Les circonstances ont permis d’aller plus avant encore dans la concertation nationale sur la fin de vie, en bénéficiant de surcroit de l’intervention inattendue, jusqu’à présent remarquable, du Conseil d’État. Dans sa décision du 14 février 2014 à propos de M. Vincent Lambert, il a en effet sollicité différentes instances ou personnes représentatives de la réflexion éthique afin d’être en mesure de préciser ce qui relevait d’une obstination déraisonnable et du maintien artificiel de la vie dans la loi du 22 avril 2005 relative au droit des malades et à la fin de vie. Il convenait ainsi d’ajouter à la complexité d’approches en aucun cas réductibles à des considérations générales ou compassionnelles, l’intelligence d’un questionnement supplémentaire. Cette initiative devrait, pour le moins, inciter à l’humilité dans nos décisions, y compris lorsqu’elles relèvent d’une procédure collégiale elle aussi estimée trop souvent aléatoire, dès lors qu’elle identifie ces imprécisions, voire des carences, qui jusqu’alors n’inquiétaient que peu de personnes. En fait, jusqu’à présent des décisions de limitation ou d’arrêts de traitements ont été prises sur des bases parfois approximatives, ou du moins qui auraient justifié des définitions rigoureuses et certainement davantage de transparence. Tant d’équivoques ne peuvent qu’accentuer notre vigilance et notre réticence à l’égard de toute mesure hâtive, pour ne pas dire irrémédiable.

Les « observations » transmises au Conseil d’État par les différentes instances saisies auront, c’est évident, un impact fort sur notre compréhension d’enjeux souvent oubliés ou négligés par ceux-là mêmes qui assumaient jusqu’à présent la discussion publique. Elles font apparaître des aspects inédits dans une réflexion qui s’avérait encore par trop lacunaire, ce qui n’a pas empêché certains d’invoquer l’urgence à légiférer. Comme en témoigne, lui aussi, l’important « Guide sur le processus décisionnel relatif aux traitements médicaux dans les situations de fin de vie » proposé par le Conseil de l’Europe en mai 2014.

De telle sorte qu’en ce mois de juin, l’opportunité me semble davantage relever d’une synthèse de la concertation nationale menée depuis 2012 et enrichie par les conclusions attendues du Conseil d’État, que d’une nouvelle montée en puissance de controverses que l’on ne saurait plus comprendre.

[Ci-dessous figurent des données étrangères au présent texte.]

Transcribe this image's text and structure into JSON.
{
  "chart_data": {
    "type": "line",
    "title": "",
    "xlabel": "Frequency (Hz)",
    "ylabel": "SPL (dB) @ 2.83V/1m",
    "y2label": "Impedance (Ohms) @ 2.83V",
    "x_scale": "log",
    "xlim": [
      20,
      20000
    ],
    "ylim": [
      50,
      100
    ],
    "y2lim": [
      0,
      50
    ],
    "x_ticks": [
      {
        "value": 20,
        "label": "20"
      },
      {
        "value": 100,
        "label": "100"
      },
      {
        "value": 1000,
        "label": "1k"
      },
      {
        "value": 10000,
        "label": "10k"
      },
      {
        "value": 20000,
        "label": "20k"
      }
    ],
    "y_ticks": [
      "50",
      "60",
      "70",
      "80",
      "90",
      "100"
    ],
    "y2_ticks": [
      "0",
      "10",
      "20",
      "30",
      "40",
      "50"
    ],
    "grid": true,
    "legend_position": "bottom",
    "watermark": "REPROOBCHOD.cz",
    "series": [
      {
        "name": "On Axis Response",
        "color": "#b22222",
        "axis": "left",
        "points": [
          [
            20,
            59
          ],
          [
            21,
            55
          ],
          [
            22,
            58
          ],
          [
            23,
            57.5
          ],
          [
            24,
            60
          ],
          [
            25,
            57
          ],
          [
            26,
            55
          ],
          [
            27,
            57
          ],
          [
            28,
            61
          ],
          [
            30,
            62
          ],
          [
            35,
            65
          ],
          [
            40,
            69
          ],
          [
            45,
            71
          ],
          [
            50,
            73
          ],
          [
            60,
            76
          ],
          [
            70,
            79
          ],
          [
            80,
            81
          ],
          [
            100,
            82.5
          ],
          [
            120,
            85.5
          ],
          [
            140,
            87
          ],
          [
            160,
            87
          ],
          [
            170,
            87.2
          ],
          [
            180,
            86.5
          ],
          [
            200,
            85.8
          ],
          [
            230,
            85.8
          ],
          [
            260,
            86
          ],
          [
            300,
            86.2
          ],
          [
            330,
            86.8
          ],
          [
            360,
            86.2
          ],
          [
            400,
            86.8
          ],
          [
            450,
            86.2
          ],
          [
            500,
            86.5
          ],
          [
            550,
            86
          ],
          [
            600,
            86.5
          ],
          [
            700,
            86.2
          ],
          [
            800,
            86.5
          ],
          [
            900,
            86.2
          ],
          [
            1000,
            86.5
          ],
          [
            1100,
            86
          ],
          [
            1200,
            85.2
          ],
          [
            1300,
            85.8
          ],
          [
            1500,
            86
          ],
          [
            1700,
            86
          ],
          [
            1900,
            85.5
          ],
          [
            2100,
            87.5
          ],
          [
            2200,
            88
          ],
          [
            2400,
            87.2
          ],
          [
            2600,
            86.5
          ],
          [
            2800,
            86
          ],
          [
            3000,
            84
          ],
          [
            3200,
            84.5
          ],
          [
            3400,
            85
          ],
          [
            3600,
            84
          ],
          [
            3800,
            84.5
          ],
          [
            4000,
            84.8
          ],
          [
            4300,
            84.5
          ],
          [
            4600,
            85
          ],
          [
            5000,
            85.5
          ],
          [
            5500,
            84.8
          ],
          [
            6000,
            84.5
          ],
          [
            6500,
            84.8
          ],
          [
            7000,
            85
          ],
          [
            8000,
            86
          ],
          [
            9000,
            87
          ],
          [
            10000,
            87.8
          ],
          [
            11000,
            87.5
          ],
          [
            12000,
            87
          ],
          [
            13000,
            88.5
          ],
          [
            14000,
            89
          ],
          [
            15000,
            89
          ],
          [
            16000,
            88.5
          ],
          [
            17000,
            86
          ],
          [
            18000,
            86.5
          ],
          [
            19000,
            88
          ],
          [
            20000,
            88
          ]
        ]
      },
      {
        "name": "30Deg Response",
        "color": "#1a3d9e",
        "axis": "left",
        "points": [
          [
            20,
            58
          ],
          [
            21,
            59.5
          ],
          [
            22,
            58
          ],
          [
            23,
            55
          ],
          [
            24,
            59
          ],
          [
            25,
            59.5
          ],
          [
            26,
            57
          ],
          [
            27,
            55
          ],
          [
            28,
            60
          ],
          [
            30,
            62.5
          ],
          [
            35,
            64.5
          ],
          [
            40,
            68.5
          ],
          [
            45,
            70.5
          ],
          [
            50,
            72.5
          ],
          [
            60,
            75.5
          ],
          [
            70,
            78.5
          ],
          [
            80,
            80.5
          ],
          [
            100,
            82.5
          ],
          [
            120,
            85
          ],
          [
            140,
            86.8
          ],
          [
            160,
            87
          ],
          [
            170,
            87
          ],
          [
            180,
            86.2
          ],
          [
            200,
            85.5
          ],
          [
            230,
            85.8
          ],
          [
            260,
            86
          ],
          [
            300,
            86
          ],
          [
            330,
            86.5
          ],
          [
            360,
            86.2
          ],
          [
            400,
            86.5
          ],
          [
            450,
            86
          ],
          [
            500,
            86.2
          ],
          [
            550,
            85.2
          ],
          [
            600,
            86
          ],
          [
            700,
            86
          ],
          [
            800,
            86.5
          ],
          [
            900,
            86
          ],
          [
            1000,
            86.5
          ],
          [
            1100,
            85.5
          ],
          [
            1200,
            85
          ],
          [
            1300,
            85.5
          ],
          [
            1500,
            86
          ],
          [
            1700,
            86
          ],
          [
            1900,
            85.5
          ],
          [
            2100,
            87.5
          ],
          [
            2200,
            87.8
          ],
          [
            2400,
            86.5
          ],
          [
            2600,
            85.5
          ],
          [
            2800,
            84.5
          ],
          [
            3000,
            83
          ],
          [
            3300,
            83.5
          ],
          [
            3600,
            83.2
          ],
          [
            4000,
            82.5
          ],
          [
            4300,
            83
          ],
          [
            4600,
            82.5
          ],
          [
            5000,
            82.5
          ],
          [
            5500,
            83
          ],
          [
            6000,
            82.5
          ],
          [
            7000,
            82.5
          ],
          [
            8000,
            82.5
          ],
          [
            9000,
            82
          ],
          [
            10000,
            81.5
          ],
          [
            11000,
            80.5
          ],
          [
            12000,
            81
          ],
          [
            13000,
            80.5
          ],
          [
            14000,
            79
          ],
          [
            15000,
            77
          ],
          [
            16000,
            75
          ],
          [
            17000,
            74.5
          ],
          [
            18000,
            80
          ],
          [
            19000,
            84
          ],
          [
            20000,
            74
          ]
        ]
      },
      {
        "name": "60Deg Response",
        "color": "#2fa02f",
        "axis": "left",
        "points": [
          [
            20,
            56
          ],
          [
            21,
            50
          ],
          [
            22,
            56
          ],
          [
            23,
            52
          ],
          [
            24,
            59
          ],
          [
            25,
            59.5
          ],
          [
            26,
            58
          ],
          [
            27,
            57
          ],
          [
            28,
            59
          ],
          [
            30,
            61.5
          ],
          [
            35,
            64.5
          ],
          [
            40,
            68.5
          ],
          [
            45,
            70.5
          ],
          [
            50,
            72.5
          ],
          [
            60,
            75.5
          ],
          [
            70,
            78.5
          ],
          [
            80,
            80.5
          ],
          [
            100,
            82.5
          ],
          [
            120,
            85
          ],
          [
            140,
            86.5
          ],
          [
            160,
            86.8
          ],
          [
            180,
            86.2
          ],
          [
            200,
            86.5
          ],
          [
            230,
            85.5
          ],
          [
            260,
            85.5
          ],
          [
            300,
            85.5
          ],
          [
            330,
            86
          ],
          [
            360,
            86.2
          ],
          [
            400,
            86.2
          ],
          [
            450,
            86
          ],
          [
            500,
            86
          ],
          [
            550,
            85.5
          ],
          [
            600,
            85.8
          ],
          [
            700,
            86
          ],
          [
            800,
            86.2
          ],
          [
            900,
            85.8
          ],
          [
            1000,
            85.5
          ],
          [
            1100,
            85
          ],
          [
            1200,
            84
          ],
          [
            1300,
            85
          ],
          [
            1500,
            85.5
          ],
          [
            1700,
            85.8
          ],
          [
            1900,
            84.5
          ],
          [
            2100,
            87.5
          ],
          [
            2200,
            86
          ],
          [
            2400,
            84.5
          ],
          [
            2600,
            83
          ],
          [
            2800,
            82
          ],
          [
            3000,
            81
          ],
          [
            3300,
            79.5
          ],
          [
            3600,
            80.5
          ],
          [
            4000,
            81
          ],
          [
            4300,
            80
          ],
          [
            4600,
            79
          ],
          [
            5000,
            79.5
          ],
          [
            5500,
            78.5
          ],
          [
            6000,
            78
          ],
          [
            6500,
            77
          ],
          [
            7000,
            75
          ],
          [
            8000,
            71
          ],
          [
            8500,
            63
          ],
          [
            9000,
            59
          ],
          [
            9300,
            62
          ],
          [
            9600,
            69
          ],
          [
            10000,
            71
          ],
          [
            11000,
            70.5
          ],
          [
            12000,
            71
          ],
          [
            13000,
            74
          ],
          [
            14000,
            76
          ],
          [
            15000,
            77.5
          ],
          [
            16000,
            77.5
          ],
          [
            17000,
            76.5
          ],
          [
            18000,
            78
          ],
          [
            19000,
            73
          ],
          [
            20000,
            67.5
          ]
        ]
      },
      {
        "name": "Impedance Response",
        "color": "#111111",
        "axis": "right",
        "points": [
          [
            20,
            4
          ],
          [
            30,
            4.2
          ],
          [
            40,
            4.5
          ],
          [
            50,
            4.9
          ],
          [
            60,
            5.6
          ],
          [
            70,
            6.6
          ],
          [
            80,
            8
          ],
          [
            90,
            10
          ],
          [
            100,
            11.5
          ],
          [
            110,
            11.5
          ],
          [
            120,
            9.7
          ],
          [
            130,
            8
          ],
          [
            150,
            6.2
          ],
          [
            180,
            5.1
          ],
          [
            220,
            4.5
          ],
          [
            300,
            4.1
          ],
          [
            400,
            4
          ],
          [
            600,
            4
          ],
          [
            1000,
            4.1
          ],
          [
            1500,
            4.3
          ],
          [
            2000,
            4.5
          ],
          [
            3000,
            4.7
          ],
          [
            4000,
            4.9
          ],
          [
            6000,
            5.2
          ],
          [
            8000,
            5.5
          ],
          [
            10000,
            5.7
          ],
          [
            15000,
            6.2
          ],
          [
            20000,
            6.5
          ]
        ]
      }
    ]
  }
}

Il y a urgence à passer le cap des débats d’hier dans lesquels se complaisent ceux qui en font un prétexte idéologique, une manière d’affirmer une autorité bien dérisoire, voire une posture éthique pourtant inconsistante. Car ce qui est attendu, et notamment des responsables politiques, c’est qu’ils puissent désormais engager une réflexion sur les conditions de vie au quotidien des personnes vulnérables dans la maladie grave ou le handicap lourd. Une fois encore, leurs si justes revendications à une sollicitude humaine et sociale dans le long court de leur vie et de celle de leurs proches devient inaudible, et pour certain indécente, quand il n’est plus question publiquement que de déterminer les conditions de leur mort. C’est ce combat qu’il convient de mener au nom de notre démocratie et non celui, bien dépassé, du droit de mourir euthanasié.

Les circonstances sont réunies pour inventer et instaurer ensemble une autre approche de ce temps de la vie menée jusqu’à son terme, dans la dignité, respecté de tous. Il faut savoir désormais oublier les concepts et les mots qui nous détournent et nous exonèrent, sans plus véritablement convaincre, de nos obligations à l’égard des plus vulnérables parmi nous. C’est ce véritable courage qui est attendu dans les jours qui viennent.